Di Francesco D'Isa • luglio 25, 2022Pensieri

È arrivata l’estate più fredda dei prossimi cinquanta anni (purtroppo è così) ed è noto che con la calura – come del resto con tutti i malesseri – le capacità mentali calano. La prima cosa da fare dunque è smettere di lavorare il prima possibile e, aggiungo, il più a lungo possibile, per seguire alla lettera i saggi consigli di Rensi (con la “S”), uno dei migliori e più sottovalutati filosofi italiani del novecento (Contro il lavoro, Edizioni Wom). Il passaggio successivo invece non è un dovere ma un desiderio, ovvero viaggiare, con il corpo e con la mente, per contrastare l’impigrirsi cognitivo legato al reiterarsi di abitudini percettive – insomma, bisogna cambiare aria, per non trasformare il nostro cervello in una macchinetta rigida e alienata. Per questo provo a suggerirvi un percorso per lo meno intellettuale, perché se il tempo c’è ma il denaro no tanto vale mettere a frutto il primo con libri che durante l’anno non riusciremmo a leggere.

Scegliere non è facile, dunque meglio affidarsi a un oracolo – anzi, consiglio direttamente un oracolo che coincide anche con una delle più interessanti mete esotiche a disposizione, la Cina. I Ching (Adelphi), il libro dei mutamenti, tra i testi più antichi della storia umana, che secondo l’antico e (appunto) mutevole pensiero cinese si identifica con la sua stessa denominazione, perché non raffigura o racconta il mutamento ma lo riproduce. Un libro così importante però necessita anche una guida alla guida, dunque vi consiglio un bel testo uscito da pochissimo per Tlon, Introduzione all’I Ching, di Tiziano Mattei, che oltre a parlare dell’antichissimo oracolo vi offrirà un corso di storia della cultura cinese, purtroppo poco studiata dalle nostre parti. Un altro testo molto più ponderoso ma davvero istruttivo in merito è Storia della cultura cinese di Anne Cheng, adatto a viaggi – reali o immaginari – decisamente più lunghi.

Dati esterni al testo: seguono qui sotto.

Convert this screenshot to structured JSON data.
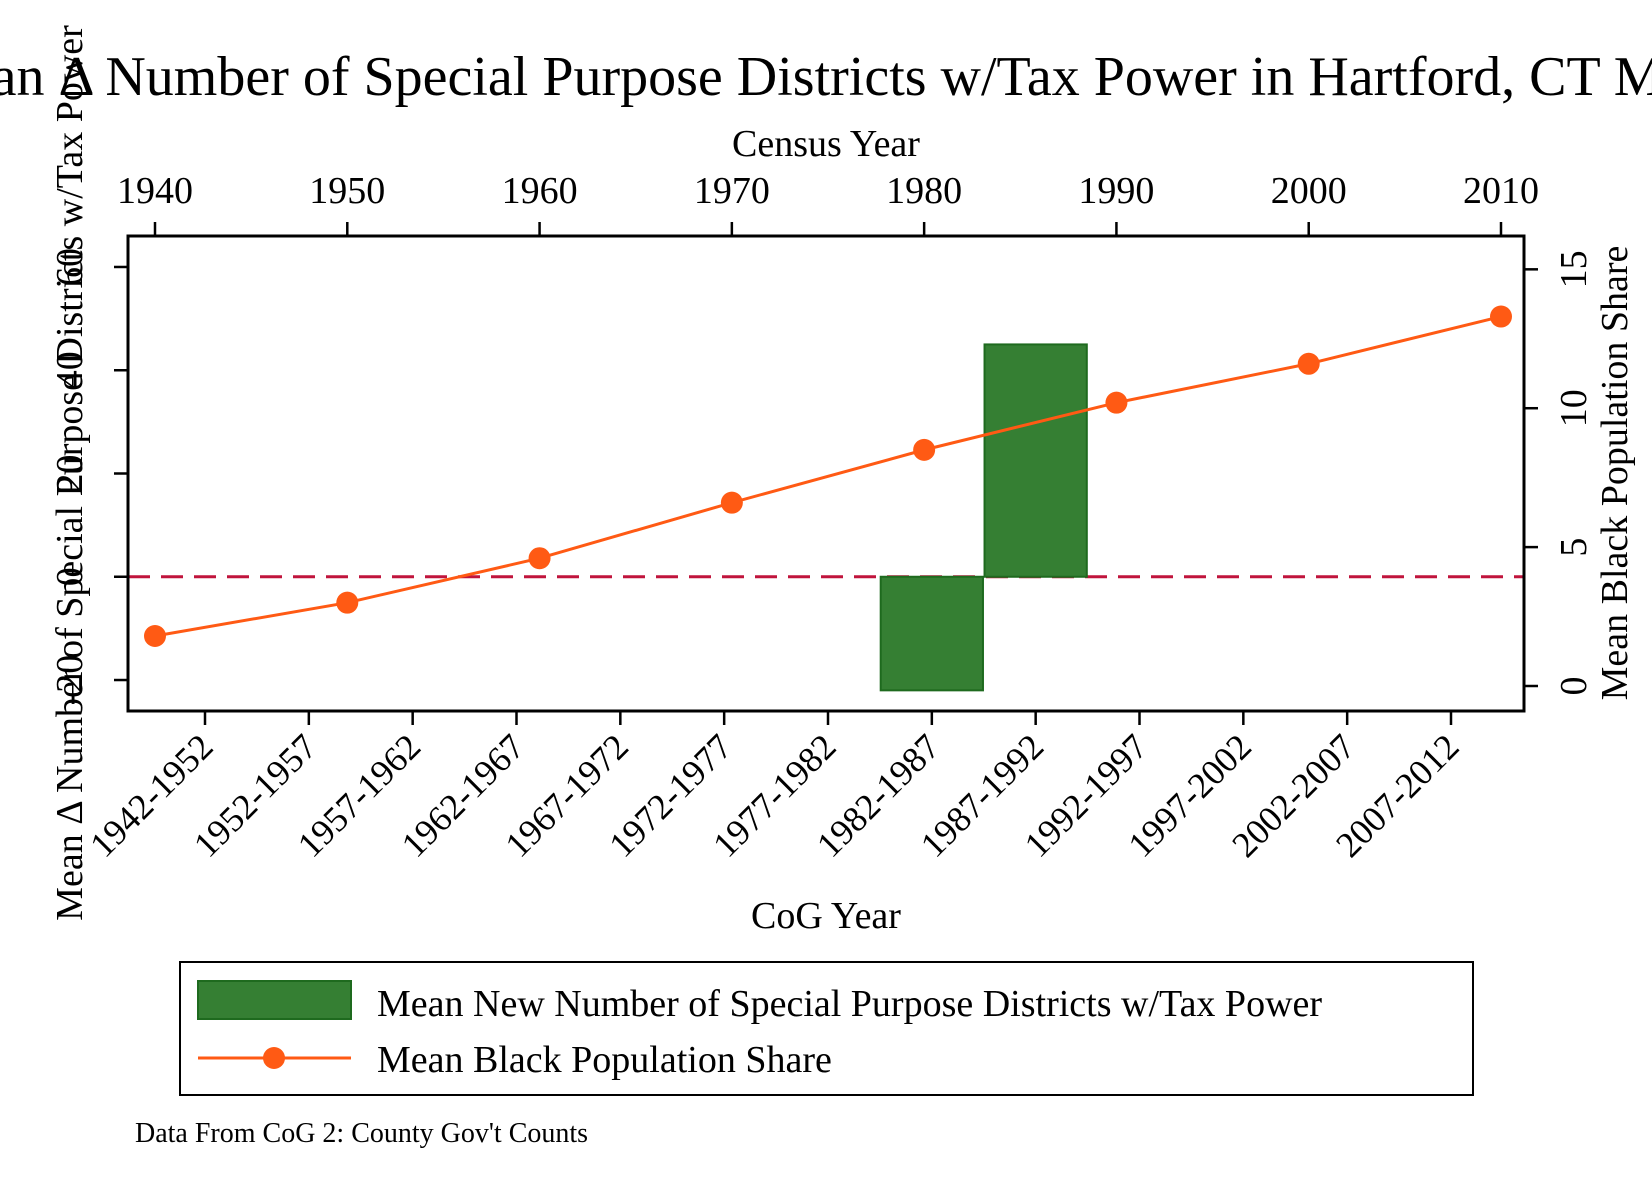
{
  "chart_data": {
    "type": "bar",
    "title": "Mean Δ Number of Special Purpose Districts w/Tax Power in Hartford, CT MSA",
    "top_axis": {
      "label": "Census Year",
      "ticks": [
        "1940",
        "1950",
        "1960",
        "1970",
        "1980",
        "1990",
        "2000",
        "2010"
      ]
    },
    "x_axis": {
      "label": "CoG Year",
      "categories": [
        "1942-1952",
        "1952-1957",
        "1957-1962",
        "1962-1967",
        "1967-1972",
        "1972-1977",
        "1977-1982",
        "1982-1987",
        "1987-1992",
        "1992-1997",
        "1997-2002",
        "2002-2007",
        "2007-2012"
      ]
    },
    "y_axis_left": {
      "label": "Mean Δ Number of Special Purpose Districts w/Tax Power",
      "ylim": [
        -26,
        66
      ],
      "ticks": [
        "-20",
        "0",
        "20",
        "40",
        "60"
      ]
    },
    "y_axis_right": {
      "label": "Mean Black Population Share",
      "ylim": [
        -0.9,
        16.2
      ],
      "ticks": [
        "0",
        "5",
        "10",
        "15"
      ]
    },
    "bars": {
      "name": "Mean New Number of Special Purpose Districts w/Tax Power",
      "color": "#357f33",
      "data": [
        {
          "category": "1982-1987",
          "value": -22
        },
        {
          "category": "1987-1992",
          "value": 45
        }
      ]
    },
    "line": {
      "name": "Mean Black Population Share",
      "color": "#ff5a14",
      "data": [
        {
          "x": 1940,
          "y": 1.8
        },
        {
          "x": 1950,
          "y": 3.0
        },
        {
          "x": 1960,
          "y": 4.6
        },
        {
          "x": 1970,
          "y": 6.6
        },
        {
          "x": 1980,
          "y": 8.5
        },
        {
          "x": 1990,
          "y": 10.2
        },
        {
          "x": 2000,
          "y": 11.6
        },
        {
          "x": 2010,
          "y": 13.3
        }
      ]
    },
    "reference_line": {
      "y": 0,
      "color": "#c0143c",
      "style": "dashed"
    },
    "grid": false,
    "legend_placement": "bottom",
    "note": "Data From CoG 2: County Gov't Counts"
  }
}
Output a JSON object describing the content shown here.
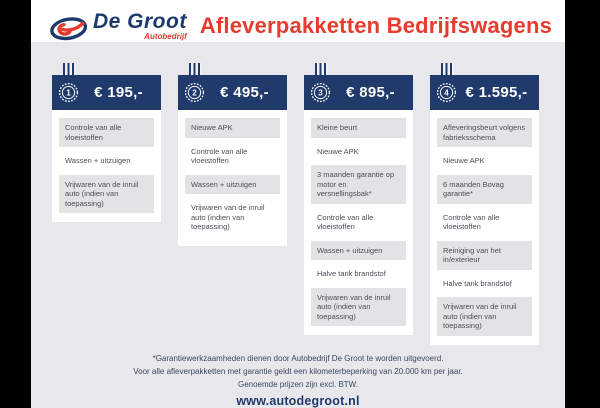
{
  "header": {
    "logo_name": "De Groot",
    "logo_subtitle": "Autobedrijf",
    "title": "Afleverpakketten Bedrijfswagens"
  },
  "colors": {
    "navy": "#203a6c",
    "red": "#e63c2f",
    "band_gray": "#e8e8ec",
    "row_gray": "#e3e3e6",
    "item_text": "#4a4e55",
    "pillar_black": "#000000"
  },
  "packages": [
    {
      "rank": "1",
      "price": "€ 195,-",
      "items": [
        "Controle van alle vloeistoffen",
        "Wassen + uitzuigen",
        "Vrijwaren van de inruil auto (indien van toepassing)"
      ]
    },
    {
      "rank": "2",
      "price": "€ 495,-",
      "items": [
        "Nieuwe APK",
        "Controle van alle vloeistoffen",
        "Wassen + uitzuigen",
        "Vrijwaren van de inruil auto (indien van toepassing)"
      ]
    },
    {
      "rank": "3",
      "price": "€ 895,-",
      "items": [
        "Kleine beurt",
        "Nieuwe APK",
        "3 maanden garantie op motor en versnellingsbak*",
        "Controle van alle vloeistoffen",
        "Wassen + uitzuigen",
        "Halve tank brandstof",
        "Vrijwaren van de inruil auto (indien van toepassing)"
      ]
    },
    {
      "rank": "4",
      "price": "€ 1.595,-",
      "items": [
        "Afleveringsbeurt volgens fabrieksschema",
        "Nieuwe APK",
        "6 maanden Bovag garantie*",
        "Controle van alle vloeistoffen",
        "Reiniging van het in/exterieur",
        "Halve tank brandstof",
        "Vrijwaren van de inruil auto (indien van toepassing)"
      ]
    }
  ],
  "footer": {
    "notes": [
      "*Garantiewerkzaamheden dienen door Autobedrijf De Groot te worden uitgevoerd.",
      "Voor alle afleverpakketten met garantie geldt een kilometerbeperking van 20.000 km per jaar.",
      "Genoemde prijzen zijn excl. BTW."
    ],
    "website": "www.autodegroot.nl"
  }
}
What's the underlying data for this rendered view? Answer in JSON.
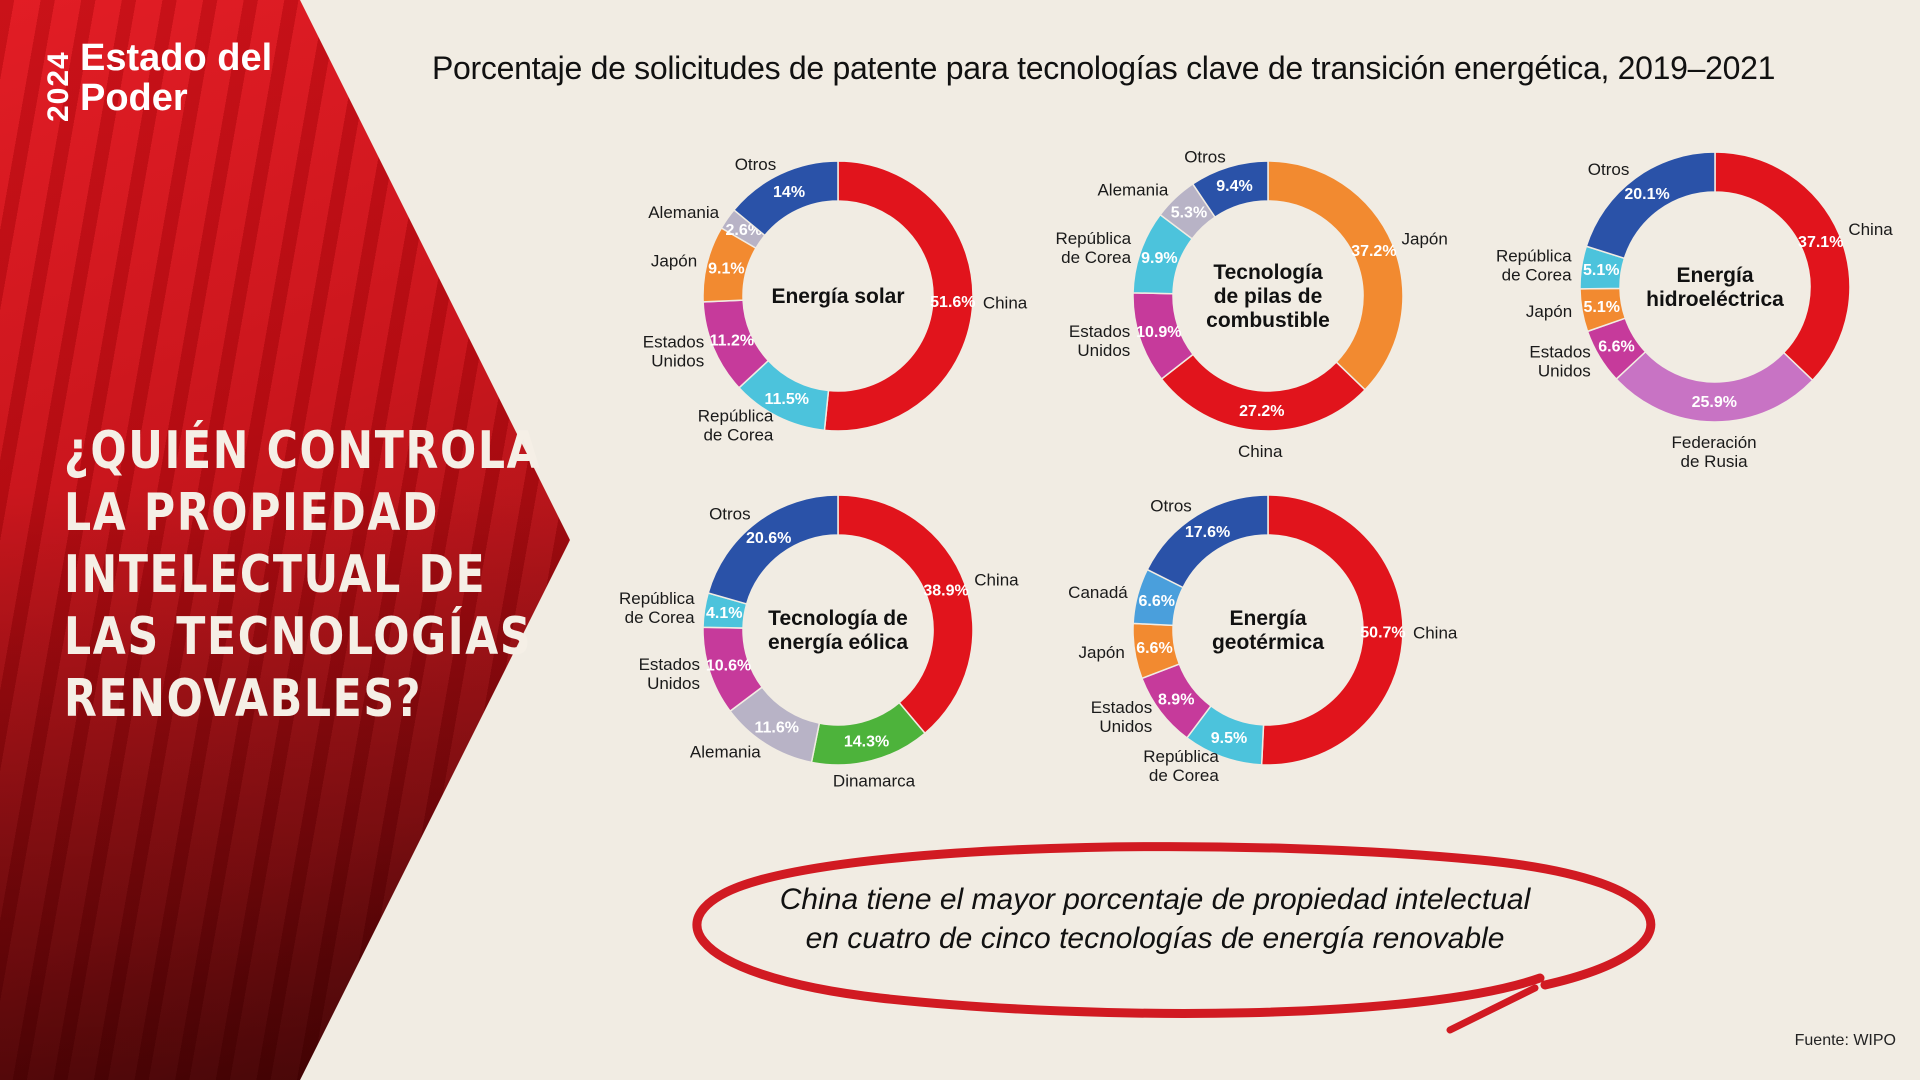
{
  "brand": {
    "year": "2024",
    "line1": "Estado del",
    "line2": "Poder"
  },
  "headline": [
    "¿QUIÉN CONTROLA",
    "LA PROPIEDAD",
    "INTELECTUAL DE",
    "LAS TECNOLOGÍAS",
    "RENOVABLES?"
  ],
  "main_title": "Porcentaje de solicitudes de patente para tecnologías clave de transición energética, 2019–2021",
  "callout": "China tiene el mayor porcentaje de propiedad intelectual en cuatro de cinco tecnologías de energía renovable",
  "source": "Fuente: WIPO",
  "colors": {
    "China": "#e1141c",
    "Japón": "#f28a30",
    "Estados Unidos": "#c63a9b",
    "República de Corea": "#4cc3dc",
    "Alemania": "#b8b3c6",
    "Otros": "#2a52a8",
    "Federación de Rusia": "#c873c4",
    "Dinamarca": "#4db33b",
    "Canadá": "#4a9fdc",
    "accent": "#d11a22"
  },
  "chart_data": [
    {
      "type": "pie",
      "title": [
        "Energía solar"
      ],
      "slices": [
        {
          "name": "China",
          "label": [
            "China"
          ],
          "value": 51.6,
          "display": "51.6%"
        },
        {
          "name": "República de Corea",
          "label": [
            "República",
            "de Corea"
          ],
          "value": 11.5,
          "display": "11.5%"
        },
        {
          "name": "Estados Unidos",
          "label": [
            "Estados",
            "Unidos"
          ],
          "value": 11.2,
          "display": "11.2%"
        },
        {
          "name": "Japón",
          "label": [
            "Japón"
          ],
          "value": 9.1,
          "display": "9.1%"
        },
        {
          "name": "Alemania",
          "label": [
            "Alemania"
          ],
          "value": 2.6,
          "display": "2.6%"
        },
        {
          "name": "Otros",
          "label": [
            "Otros"
          ],
          "value": 14.0,
          "display": "14%"
        }
      ]
    },
    {
      "type": "pie",
      "title": [
        "Tecnología",
        "de pilas de",
        "combustible"
      ],
      "slices": [
        {
          "name": "Japón",
          "label": [
            "Japón"
          ],
          "value": 37.2,
          "display": "37.2%"
        },
        {
          "name": "China",
          "label": [
            "China"
          ],
          "value": 27.2,
          "display": "27.2%"
        },
        {
          "name": "Estados Unidos",
          "label": [
            "Estados",
            "Unidos"
          ],
          "value": 10.9,
          "display": "10.9%"
        },
        {
          "name": "República de Corea",
          "label": [
            "República",
            "de Corea"
          ],
          "value": 9.9,
          "display": "9.9%"
        },
        {
          "name": "Alemania",
          "label": [
            "Alemania"
          ],
          "value": 5.3,
          "display": "5.3%"
        },
        {
          "name": "Otros",
          "label": [
            "Otros"
          ],
          "value": 9.4,
          "display": "9.4%"
        }
      ]
    },
    {
      "type": "pie",
      "title": [
        "Energía",
        "hidroeléctrica"
      ],
      "slices": [
        {
          "name": "China",
          "label": [
            "China"
          ],
          "value": 37.1,
          "display": "37.1%"
        },
        {
          "name": "Federación de Rusia",
          "label": [
            "Federación",
            "de Rusia"
          ],
          "value": 25.9,
          "display": "25.9%"
        },
        {
          "name": "Estados Unidos",
          "label": [
            "Estados",
            "Unidos"
          ],
          "value": 6.6,
          "display": "6.6%"
        },
        {
          "name": "Japón",
          "label": [
            "Japón"
          ],
          "value": 5.1,
          "display": "5.1%"
        },
        {
          "name": "República de Corea",
          "label": [
            "República",
            "de Corea"
          ],
          "value": 5.1,
          "display": "5.1%"
        },
        {
          "name": "Otros",
          "label": [
            "Otros"
          ],
          "value": 20.1,
          "display": "20.1%"
        }
      ]
    },
    {
      "type": "pie",
      "title": [
        "Tecnología de",
        "energía eólica"
      ],
      "slices": [
        {
          "name": "China",
          "label": [
            "China"
          ],
          "value": 38.9,
          "display": "38.9%"
        },
        {
          "name": "Dinamarca",
          "label": [
            "Dinamarca"
          ],
          "value": 14.3,
          "display": "14.3%"
        },
        {
          "name": "Alemania",
          "label": [
            "Alemania"
          ],
          "value": 11.6,
          "display": "11.6%"
        },
        {
          "name": "Estados Unidos",
          "label": [
            "Estados",
            "Unidos"
          ],
          "value": 10.6,
          "display": "10.6%"
        },
        {
          "name": "República de Corea",
          "label": [
            "República",
            "de Corea"
          ],
          "value": 4.1,
          "display": "4.1%"
        },
        {
          "name": "Otros",
          "label": [
            "Otros"
          ],
          "value": 20.6,
          "display": "20.6%"
        }
      ]
    },
    {
      "type": "pie",
      "title": [
        "Energía",
        "geotérmica"
      ],
      "slices": [
        {
          "name": "China",
          "label": [
            "China"
          ],
          "value": 50.7,
          "display": "50.7%"
        },
        {
          "name": "República de Corea",
          "label": [
            "República",
            "de Corea"
          ],
          "value": 9.5,
          "display": "9.5%"
        },
        {
          "name": "Estados Unidos",
          "label": [
            "Estados",
            "Unidos"
          ],
          "value": 8.9,
          "display": "8.9%"
        },
        {
          "name": "Japón",
          "label": [
            "Japón"
          ],
          "value": 6.6,
          "display": "6.6%"
        },
        {
          "name": "Canadá",
          "label": [
            "Canadá"
          ],
          "value": 6.6,
          "display": "6.6%"
        },
        {
          "name": "Otros",
          "label": [
            "Otros"
          ],
          "value": 17.6,
          "display": "17.6%"
        }
      ]
    }
  ]
}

Dato che siamo in Cina perché non fare un salto in India? Anche qui i consigli sarebbero tantissimi; per iniziare la Bhagavadgītā, che è la parte più filosofica dell’immenso poema epico indiano Mahābhārata (IV sec. a. C); e gli Yoga Sūtra, la breve opera del misterioso filosofo Patañjali, una figura leggendaria di cui è difficile offrire una credibile ricostruzione storica ma che ha per primo definito cos’è lo yoga. Posso non consigliare il Canone Buddhista? No, non posso, ma sono migliaia di pagine e finisce che non ci si schioda più dall’India, dunque ok, prendiamolo, ma limitiamoci a leggerne alcune parti, come il Dhammapada e il Satipatthana Sutta, che offrono una buona panoramica di questo pensiero e delle tecniche di meditazione. Ora basta oriente però, saliamo verso la Russia, magari al fresco, che ahimè nel caso di Pavel Florenskij lo era in entrambi i sensi, letterale e figurato. Le sue lettere dal Gulag (Non dimenticatemi, Mondadori) sono una commovente testimonianza di un pensatore attivo in ogni condizione, di una mente incapace di odiare e di un padre meraviglioso – ma d’altra parte tutta l’opera di questo filosofo-teologo-storico dell’arte-inventore-matematico vale la pena di essere letta e riletta. Se volete tornare in patria invece vi consiglio una capatina in Mitteleuropa con Il cortigiano e l’eretico, un appassionante racconto di Matthew Stewart sulle tracce di Spinoza e Leibniz, due dei nostri filosofi più grandi. A dire il vero l’autore parteggia palesemente per Spinoza, e lo capisco, ma sottovaluta il povero Leibniz, che a tratti fa un po’ la figura dell’arrivista ciarlatano; ciononostante si tratta di un libro godibilissimo, che esplora con chiarezza la storia, la biografia e la filosofia di questi due grandi autori. Se invece ci vogliamo spostare in Germania non posso che dire Devi cambiare la tua vita, per citare Peter Sloterdijk che cita una delle più enigmatiche poesie di Rilke. In quella che è forse una delle sue migliori opere, il filosofo tedesco ci diletta con la raffinata, chiara e verbosa prosa che lo contraddistingue lungo un percorso che legge la filosofia come un esercizio e un’ascesi, termine quest’ultimo di origine marziale. Come testimonia un’altra piccola e preziosa opera di Sloterdijk, Negare il mondo?, l’autore è ben informato dei legami tra mistica e filosofia, ben saldi ed espliciti soprattutto a Oriente, e non può che vivere quest’ultima come un esercizio che non solo indaga, ma plasma le menti e in corpi.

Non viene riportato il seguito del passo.